"Usually, no one will punish people for using electronics cigarettes in public places," said the man, who declined to give his name. "You can smoke one right here in the mall and no one will care."
Zhang Jianshu, head of the Beijing Tobacco Control Association, said the vaping trend is an emerging social problem. "We have received complaints about the unlimited use of e-cigarettes in public places," he said.
However, a lack of regulations means that "at present we can do nothing about it. Besides, traditional cigarettes are, of course, our top priority for tobacco control," he said.
The Beijing government has opened two public platforms－a telephone hotline (12320) and a public account on WeChat, a popular instant messaging platform－to allow people to report smoking in violation of the capital's ban.
Zhang warned the public, particularly young people, to be wary of "rampant media hype" that markets e-cigarettes as an aid for people who want to quit or control smoking, or as a "cool" accessory.
This emerging threat has been felt in other countries, such as the US, where the use of e-cigarettes among middle and high school students tripled last year from 2013, according to the US Centers for Disease Control and Prevention and the Food and Drug Administration's Center for Tobacco Products.
Findings from the 2014 US National Youth Tobacco Survey showed that the use of e-cigarettes－defined as at least one day in the past 30－among high school students rose to 13.4 percent last year from 4.5 percent in 2013, or from about 660,000 students to 2 million.
Use among US middle school students at least tripled to 3.9 percent last year from 1.1 percent in 2013, which translates as 450,000 students from 120,000. It was the first time since 2011, when the survey began collecting data on e-cigarettes, that their use has surpassed that of conventional cigarettes.
Last year, the World Health Organization published a report urging a ban on the use of e-cigarettes indoors and called for tougher controls. The report concluded that there is little evidence e-cigarettes help smokers to quit, and they pose a "toxicant emissions" risk to nonsmokers nearby.
"Legal steps need to be taken to end the use of e-cigarettes in public indoor spaces and workplaces, and their sale to children should be banned," the organization said. The WHO recommended that producers should not be allowed to advertise the devices as 'smoking cessation aids' until they can provide scientific evidence. It also called for a ban on liquid tobaccos flavored with sweet-tasting fruits or alcohol, which may encourage young people to try e-cigarettes.

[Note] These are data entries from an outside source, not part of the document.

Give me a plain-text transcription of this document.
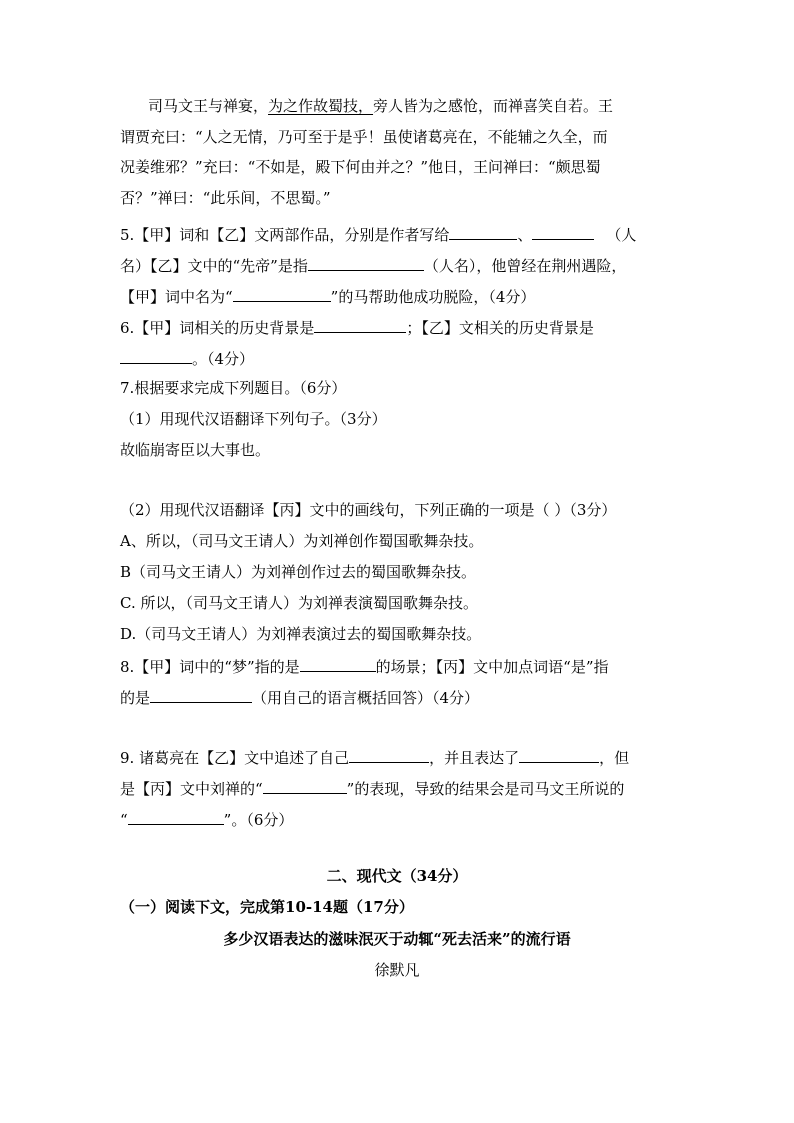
司马文王与禅宴，为之作故蜀技，旁人皆为之感怆，而禅喜笑自若。王
谓贾充曰：“人之无情，乃可至于是乎！虽使诸葛亮在，不能辅之久全，而
况姜维邪？”充曰：“不如是，殿下何由并之？”他日，王问禅曰：“颇思蜀
否？”禅曰：“此乐间，不思蜀。”
5.【甲】词和【乙】文两部作品，分别是作者写给	、	（人
名）【乙】文中的“先帝”是指	（人名），他曾经在荆州遇险，
【甲】词中名为“	”的马帮助他成功脱险，（4分）
6.【甲】词相关的历史背景是	；【乙】文相关的历史背景是
。（4分）
7.根据要求完成下列题目。（6分）
（1）用现代汉语翻译下列句子。（3分）
故临崩寄臣以大事也。
（2）用现代汉语翻译【丙】文中的画线句，下列正确的一项是（ ）（3分）
A、所以，（司马文王请人）为刘禅创作蜀国歌舞杂技。
B（司马文王请人）为刘禅创作过去的蜀国歌舞杂技。
C. 所以，（司马文王请人）为刘禅表演蜀国歌舞杂技。
D.（司马文王请人）为刘禅表演过去的蜀国歌舞杂技。
8.【甲】词中的“梦”指的是	的场景；【丙】文中加点词语“是”指
的是	（用自己的语言概括回答）（4分）
9. 诸葛亮在【乙】文中追述了自己	，并且表达了	，但
是【丙】文中刘禅的“	”的表现，导致的结果会是司马文王所说的
“	”。（6分）
二、现代文（34分）
（一）阅读下文，完成第10-14题（17分）
多少汉语表达的滋味泯灭于动辄“死去活来”的流行语
徐默凡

The regulation and management of e-cigarettes varies from country to country, according to Gan from the International Union against Tuberculosis and Lung Disease.
Brazil banned e-cigarettes in 2009, but they can still be bought online or via the black market. Canada followed suit in the same year by prohibiting domestic sales of e-cigarettes that contain nicotine. In 2013, Spain became the first country to ban their use in public places.
In the UK, the product has been regulated by the health authorities since June 2013. However, a recent study commissioned by the UK Department of Health concluded that electronic cigarettes are around 95 percent less harmful than conventional tobacco and should be promoted as a tool to help smokers quit.
Margaret Chan, the WHO's director-general, expressed concern and urged caution. "E-cigarettes will prompt young people to take up smoking. I recommend that national governments ban, or at least regulate, them," she said.
Douglas Bettcher, director of the WHO's Department for the Prevention of Noncommunicable Diseases, called for more research. "We want to maximize the potential health opportunities and minimize the number of nonsmokers taking up e-cigarettes," he said.
China plans controls
Mao Qun'an, spokesman for China's National Health and Family Planning Commission, said the government is planning a pre-emptive strike to protect the public from e-cigarettes, and will soon regulate their production, sale and use.
"E-cigarettes have rapidly become popular throughout the world, but the health authorities will coordinate the related agencies and lobby for regulation of the sector," Mao said. however, he conceded that uncertainties still exist regarding issues such as who will be targeted and the measures that will be taken.
He said more research is required to discover an effective solution, but insisted that new regulations will be formulated soon: "China will act quickly to protect her people, especially as this is a crucial time for general tobacco control in the country."